The latest Consumer Price Index (CPI) report shows inflation increased 0.4 percent in December, after rising 0.3 percent the month before, the Bureau of Labor Statistics announced on Wednesday, five days before President-elect Donald Trump takes office.
Why It Matters
A rise in inflation right before Trump returns to the White House could spell a headache for the 47th president, who has sworn to "unleash energy production, slash regulations … and repeal Biden's tax hikes to get inflation down as fast as possible" and interest rates back under control.
As the Fed continues its focus on lowering the rate of price hikes by bringing down interest rates, eyes are turning to the incoming Trump administration, which has proposed higher tariffs on imported goods, tax reductions for corporations and mass deportations of undocumented workers. The policy proposals have been earmarked as potentially raising inflation over the course of the coming year.
What To Know
The CPI is the most closely watched measure of inflation, which has remained higher than the Federal Reserve's 2 percent target since March 2021—largely owing to the seismic impact of the coronavirus pandemic and the international conflict between Russia and Ukraine.
The latest increase in the CPI is the third in a row, and it leaves annual inflation at its highest level since July.
High inflation has dogged President Joe Biden's administration.
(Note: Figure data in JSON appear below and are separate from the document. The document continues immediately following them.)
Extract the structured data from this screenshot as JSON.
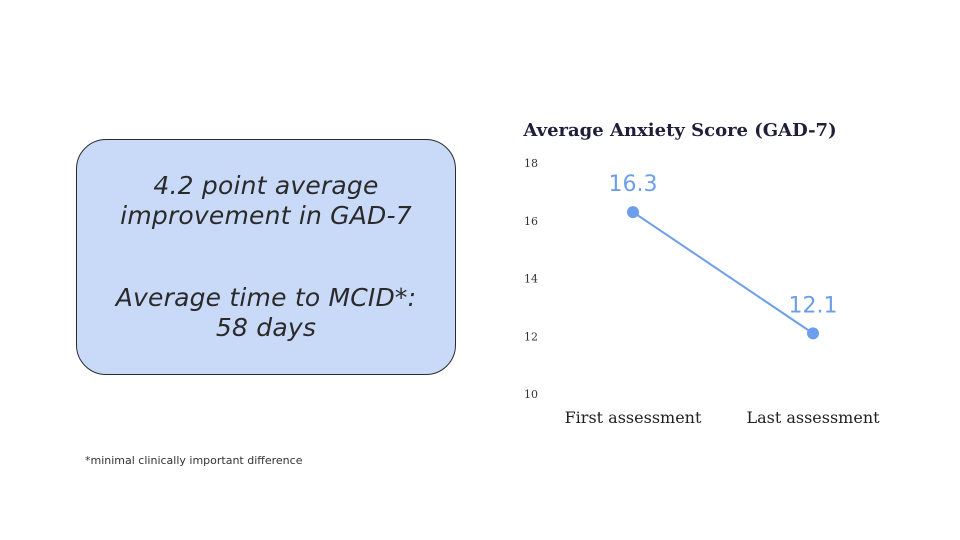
{
  "callout": {
    "line1": "4.2 point average",
    "line2": "improvement in GAD-7",
    "line3": "Average time to MCID*:",
    "line4": "58 days"
  },
  "footnote": "*minimal clinically important difference",
  "chart_data": {
    "type": "line",
    "title": "Average Anxiety Score (GAD-7)",
    "categories": [
      "First assessment",
      "Last assessment"
    ],
    "series": [
      {
        "values": [
          16.3,
          12.1
        ],
        "color": "#6d9eeb"
      }
    ],
    "data_labels": [
      "16.3",
      "12.1"
    ],
    "ylim": [
      10,
      18
    ],
    "yticks": [
      10,
      12,
      14,
      16,
      18
    ],
    "grid": false,
    "legend": "none"
  }
}
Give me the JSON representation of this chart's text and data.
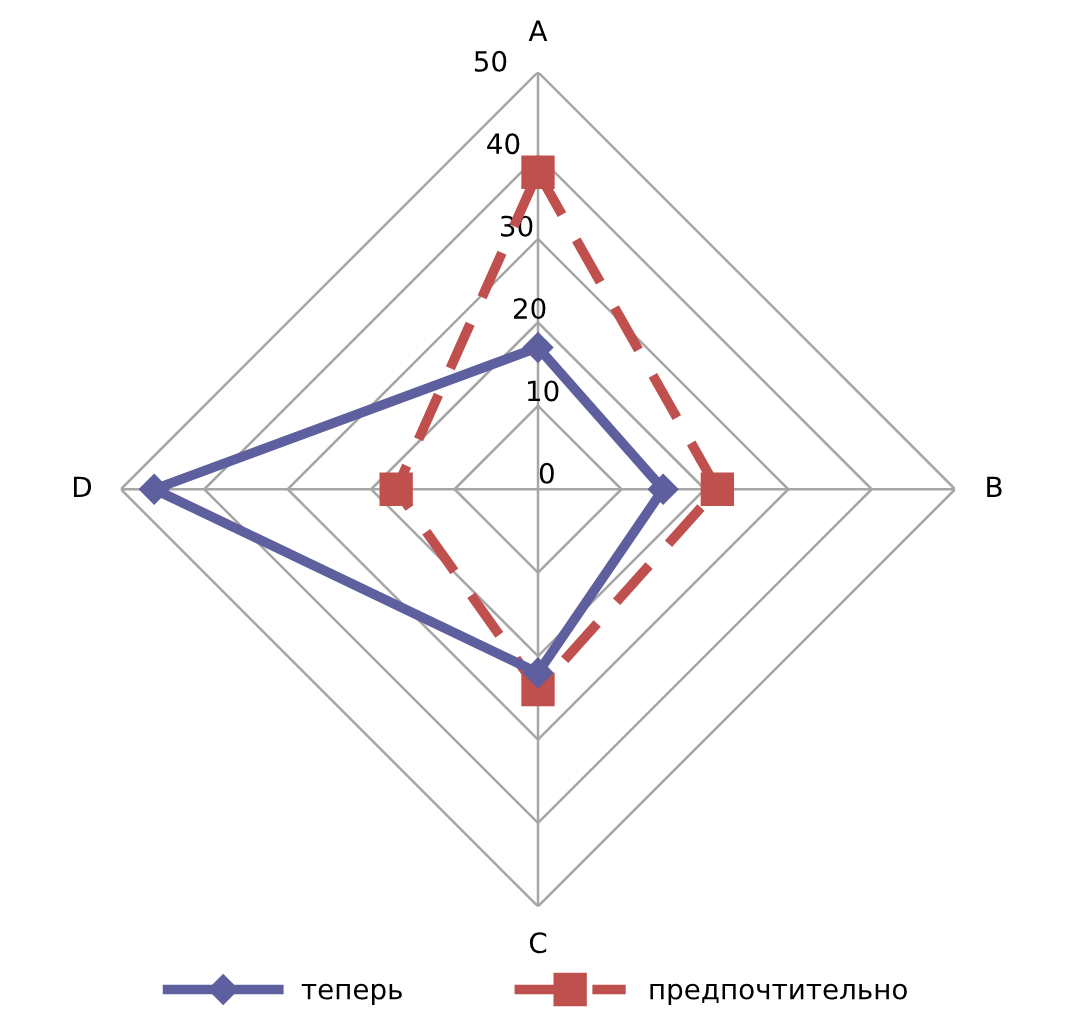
{
  "chart_data": {
    "type": "radar",
    "categories": [
      "A",
      "B",
      "C",
      "D"
    ],
    "series": [
      {
        "name": "теперь",
        "color": "#5e5f9e",
        "values": [
          17,
          15,
          22,
          46
        ],
        "marker": "diamond",
        "line_style": "solid"
      },
      {
        "name": "предпочтительно",
        "color": "#c0504d",
        "values": [
          38,
          21.5,
          24,
          17
        ],
        "marker": "square",
        "line_style": "dashed"
      }
    ],
    "ylim": [
      0,
      50
    ],
    "yticks": [
      0,
      10,
      20,
      30,
      40,
      50
    ],
    "grid": true,
    "legend": "bottom"
  }
}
While prices have risen and then dropped significantly under Biden's tenure, the CPI report confirms that Trump is set to inherit a stubborn economic reality from his predecessor.
The Fed, which sets interest rates, has already shied away from more dramatic rate cuts ahead of Trump's return to the White House. It made three small rate cuts in 2024, bringing the target inflation measure to between 4.25 percent and 4.5 percent.
"I think we're in a good place, but I think from here it's a new phase and we're going to be cautious about further cuts," Fed Chair Jerome Powell said at a press conference in December.
The Fed has also indicated its skepticism that Trump's economic agenda will bring down inflation in the near term. Minutes from a recent meeting said that "recent higher-than-expected readings on inflation, and the effects of potential changes in trade and immigration policy, suggested that the process could take longer than previously anticipated."
Further Rate Cuts
As inflation has risen for the third month in a row and the prospect of Trump's economic agenda looms, experts have said the Fed is unlikely to cut interest rates again in the immediate term.
"The CPI report released today means that the Fed will almost certainly continue its pause this month and that the possibility of a rate hike later this year is very unlikely," Paul Mueller, a senior fellow at the American Institute for Economic Research, told Newsweek.
Ali Jaffery, an economist at CIBC Capital Markets, said that while Wednesday's CPI report was welcomed, it didn't "change the game plan for the Fed."
"The labor market and growth remain on solid footing, so they can comfortably wait for continued inflation progress and more insight into the future directions of fiscal and trade policy," he said.
What People Are Saying
Paul Mueller, a senior fellow at the American Institute for Economic Research, told Newsweek: "The incoming Trump administration shouldn't count on lower short-term interest rates to give the economy a tailwind. If they can follow through on their commitment to lower the federal deficit, reduce regulation, and increase energy production, we should see long-term interest rates on the 10-year and 30-year Treasuries begin to come down."
"Falling long-term rates will have a greater impact on ordinary Americans than the Fed's short-term interest rate target. Mortgage rates, car loan rates, and other consumer debt interest rates tend to track long-term Treasury rates, not the short-term Fed target."
Tina Adatia, the head of fixed income client portfolio management at Goldman Sachs Asset Management, said: "While today's release is likely insufficient to put a January rate cut back on the table, it strengthens the case that the Fed's cutting cycle has not yet run its course. With labor market data remaining robust, however, the Fed has scope to be patient and more good inflation data will be required for the Fed to deliver further easing."
What Happens Next
Trump's inauguration is scheduled for January 20, meaning his fiscal agenda is set to commence shortly. If the Senate confirmation process proceeds without complications, financier Scott Bessent will become Trump's Treasury secretary.